Les Gatinois ont continué de faire bonne figure en matière de consommation d’eau potable en 2019 affichant un résultat bien en deçà de l’objectif provincial.
Les Gatinois ont continué de faire bonne figure en matière de consommation d’eau potable en 2019 affichant un résultat bien en deçà de l’objectif provincial.

Les Gatinois modèles en matière de consommation d’eau potable

Mathieu Bélanger
Mathieu Bélanger
Le Droit
Les Gatinois ont continué de faire bonne figure en matière de consommation d’eau potable en 2019 affichant un résultat bien en deçà de l’objectif provincial.

L’édition 2019 du Bilan de l’eau, un exercice répété annuellement par le service de l’environnement, indique que la Ville de Gatineau a distribué 367 litres d’eau par personne, par jour, l’an passé, alors que l’objectif fixé par Québec était de 458 litres. 

Ce résultat comprend toute l’eau potable distribuée aux citoyens, mais aussi aux industries, aux commerces et aux institutions. La Ville estime que la part qui revient aux citoyens équivaut à environ 250 litres, par personne, par jour. Ses outils pour déterminer avec précision la consommation citoyenne doivent se raffiner au cours des prochaines années. L’objectif national à atteindre a été fixé par le gouvernement du Québec à 235 litres, par personne, par jour. 

Détection des fuites

Les services municipaux ont par ailleurs poursuivi leurs efforts en matière de détection des fuites en 2019. De fait, 73 fuites ont été détectées et colmatées l’an passé, comparativement à 33 en 2018. 

Ces travaux ont permis d’économiser 8375 mètres cubes d’eau potable par jour, soit l’équivalent de 209 piscines hors terre de 21 pieds. 


« Les changements de comportement, avec le temps, ça paie et on voit que les gens sont capables de s’adapter. »
Myriam Nadeau

Règlement sur l’arrosage

La consommation d’eau potable a connu une baisse considérable depuis 2008, soit l’année de l’entrée en vigueur de la réglementation sur l’arrosage. À titre d’exemple, en 2006, Gatineau distribuait 601 litres d’eau potable, par personne, par jour. Depuis cette année record peu enviable, la distribution d’eau potable a connu une baisse de 39 %. Cette donnée a fait dire à la conseillère Myriam Nadeau que «les changements de comportement, avec le temps, ça paie et on voit que les gens sont capables de s’adapter». 

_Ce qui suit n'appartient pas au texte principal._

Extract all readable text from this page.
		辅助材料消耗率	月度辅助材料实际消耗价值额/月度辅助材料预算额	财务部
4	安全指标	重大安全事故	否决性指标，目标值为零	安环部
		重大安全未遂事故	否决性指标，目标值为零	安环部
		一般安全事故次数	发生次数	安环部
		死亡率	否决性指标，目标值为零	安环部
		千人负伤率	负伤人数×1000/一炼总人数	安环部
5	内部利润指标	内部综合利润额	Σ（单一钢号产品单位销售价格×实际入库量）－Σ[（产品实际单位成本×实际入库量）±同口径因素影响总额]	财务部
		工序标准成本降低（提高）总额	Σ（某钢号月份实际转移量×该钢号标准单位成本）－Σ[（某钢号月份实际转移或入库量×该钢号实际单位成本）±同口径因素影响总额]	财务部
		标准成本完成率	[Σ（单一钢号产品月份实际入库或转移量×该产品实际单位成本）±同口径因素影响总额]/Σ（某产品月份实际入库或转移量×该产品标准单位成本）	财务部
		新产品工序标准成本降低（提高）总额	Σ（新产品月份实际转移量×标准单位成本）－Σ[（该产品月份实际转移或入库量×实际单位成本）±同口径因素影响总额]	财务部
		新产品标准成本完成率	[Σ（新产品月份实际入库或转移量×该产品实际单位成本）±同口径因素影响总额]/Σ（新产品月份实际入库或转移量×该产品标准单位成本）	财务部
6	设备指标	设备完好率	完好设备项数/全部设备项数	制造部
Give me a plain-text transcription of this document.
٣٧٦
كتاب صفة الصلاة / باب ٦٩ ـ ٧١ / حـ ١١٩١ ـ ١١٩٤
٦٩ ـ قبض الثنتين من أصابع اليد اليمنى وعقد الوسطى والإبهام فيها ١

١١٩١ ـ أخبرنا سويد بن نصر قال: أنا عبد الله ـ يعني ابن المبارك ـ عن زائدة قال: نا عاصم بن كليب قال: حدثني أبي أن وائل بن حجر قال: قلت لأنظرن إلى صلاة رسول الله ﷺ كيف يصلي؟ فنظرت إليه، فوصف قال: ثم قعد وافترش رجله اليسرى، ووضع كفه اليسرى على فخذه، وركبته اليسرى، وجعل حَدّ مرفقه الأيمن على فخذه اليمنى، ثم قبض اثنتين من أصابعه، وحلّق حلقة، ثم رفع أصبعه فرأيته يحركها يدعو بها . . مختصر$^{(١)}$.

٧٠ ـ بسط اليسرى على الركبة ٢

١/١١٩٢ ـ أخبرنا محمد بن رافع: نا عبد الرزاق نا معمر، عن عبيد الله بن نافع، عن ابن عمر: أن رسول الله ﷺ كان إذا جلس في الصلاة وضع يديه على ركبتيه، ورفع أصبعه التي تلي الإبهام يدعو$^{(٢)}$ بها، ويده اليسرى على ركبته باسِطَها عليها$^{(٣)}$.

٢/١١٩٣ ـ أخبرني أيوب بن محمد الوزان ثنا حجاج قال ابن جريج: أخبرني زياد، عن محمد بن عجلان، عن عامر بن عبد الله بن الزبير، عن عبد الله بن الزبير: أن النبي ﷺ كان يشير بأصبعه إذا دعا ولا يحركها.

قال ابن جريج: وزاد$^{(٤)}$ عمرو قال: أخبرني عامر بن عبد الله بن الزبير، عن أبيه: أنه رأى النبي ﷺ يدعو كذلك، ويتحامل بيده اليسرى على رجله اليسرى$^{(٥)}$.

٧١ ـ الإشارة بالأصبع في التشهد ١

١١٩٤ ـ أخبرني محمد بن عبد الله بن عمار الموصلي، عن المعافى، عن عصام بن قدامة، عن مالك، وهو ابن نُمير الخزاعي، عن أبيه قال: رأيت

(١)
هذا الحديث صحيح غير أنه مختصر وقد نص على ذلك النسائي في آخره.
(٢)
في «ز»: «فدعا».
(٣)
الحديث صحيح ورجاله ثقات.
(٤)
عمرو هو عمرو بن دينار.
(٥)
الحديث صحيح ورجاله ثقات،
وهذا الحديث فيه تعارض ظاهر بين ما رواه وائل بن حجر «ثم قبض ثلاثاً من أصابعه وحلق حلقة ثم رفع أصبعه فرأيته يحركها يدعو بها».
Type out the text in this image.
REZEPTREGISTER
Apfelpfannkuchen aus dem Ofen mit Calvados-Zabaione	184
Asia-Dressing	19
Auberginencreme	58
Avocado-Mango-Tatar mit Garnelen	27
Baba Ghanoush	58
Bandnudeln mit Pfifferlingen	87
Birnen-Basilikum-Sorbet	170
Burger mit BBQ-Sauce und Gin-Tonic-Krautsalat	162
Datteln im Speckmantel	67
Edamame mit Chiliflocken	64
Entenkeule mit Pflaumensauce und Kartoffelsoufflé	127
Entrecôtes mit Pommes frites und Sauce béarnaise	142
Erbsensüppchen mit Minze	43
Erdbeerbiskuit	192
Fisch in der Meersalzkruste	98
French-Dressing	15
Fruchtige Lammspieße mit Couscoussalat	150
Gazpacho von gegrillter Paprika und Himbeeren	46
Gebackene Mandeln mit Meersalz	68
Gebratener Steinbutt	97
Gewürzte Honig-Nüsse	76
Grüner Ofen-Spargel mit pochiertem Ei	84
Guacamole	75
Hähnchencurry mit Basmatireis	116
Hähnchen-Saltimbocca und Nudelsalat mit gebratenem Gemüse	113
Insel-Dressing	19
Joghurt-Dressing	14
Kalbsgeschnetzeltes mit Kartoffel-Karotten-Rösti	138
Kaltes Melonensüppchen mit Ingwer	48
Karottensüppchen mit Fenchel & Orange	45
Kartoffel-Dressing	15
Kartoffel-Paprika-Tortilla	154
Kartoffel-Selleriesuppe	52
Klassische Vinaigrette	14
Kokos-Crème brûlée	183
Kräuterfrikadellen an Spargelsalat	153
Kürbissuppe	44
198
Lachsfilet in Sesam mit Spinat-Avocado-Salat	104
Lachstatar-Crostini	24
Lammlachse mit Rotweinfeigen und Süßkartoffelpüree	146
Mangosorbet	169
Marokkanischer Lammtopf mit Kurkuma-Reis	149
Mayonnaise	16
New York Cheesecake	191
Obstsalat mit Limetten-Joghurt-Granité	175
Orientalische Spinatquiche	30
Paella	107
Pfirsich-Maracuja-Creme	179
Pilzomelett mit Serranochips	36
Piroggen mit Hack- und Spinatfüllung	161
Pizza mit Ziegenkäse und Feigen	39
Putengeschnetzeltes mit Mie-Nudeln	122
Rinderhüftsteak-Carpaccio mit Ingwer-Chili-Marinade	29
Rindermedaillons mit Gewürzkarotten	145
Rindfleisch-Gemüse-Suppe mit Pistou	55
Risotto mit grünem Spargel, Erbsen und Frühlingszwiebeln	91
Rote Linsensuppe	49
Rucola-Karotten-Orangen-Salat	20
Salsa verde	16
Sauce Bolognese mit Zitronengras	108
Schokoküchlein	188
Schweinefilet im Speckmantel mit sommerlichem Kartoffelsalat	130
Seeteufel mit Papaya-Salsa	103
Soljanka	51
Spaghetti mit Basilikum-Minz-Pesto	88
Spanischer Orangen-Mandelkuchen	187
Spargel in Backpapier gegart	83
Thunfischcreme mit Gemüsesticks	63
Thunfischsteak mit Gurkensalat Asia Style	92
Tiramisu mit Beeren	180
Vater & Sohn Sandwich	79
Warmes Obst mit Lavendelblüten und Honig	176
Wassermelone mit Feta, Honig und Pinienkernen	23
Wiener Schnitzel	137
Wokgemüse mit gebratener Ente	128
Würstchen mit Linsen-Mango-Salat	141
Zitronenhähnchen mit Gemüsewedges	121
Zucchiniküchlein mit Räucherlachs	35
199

La Ville est d’ailleurs en train de revoir sa réglementation sur l’utilisation de l’eau potable sur son territoire. Le service de l’environnement a expliqué que le plus gros changement au règlement devrait toucher les commerces et les institutions. En vertu de cette éventuelle réglementation, ils n’auraient plus le droit d’utiliser l’eau comme système de refroidissement. 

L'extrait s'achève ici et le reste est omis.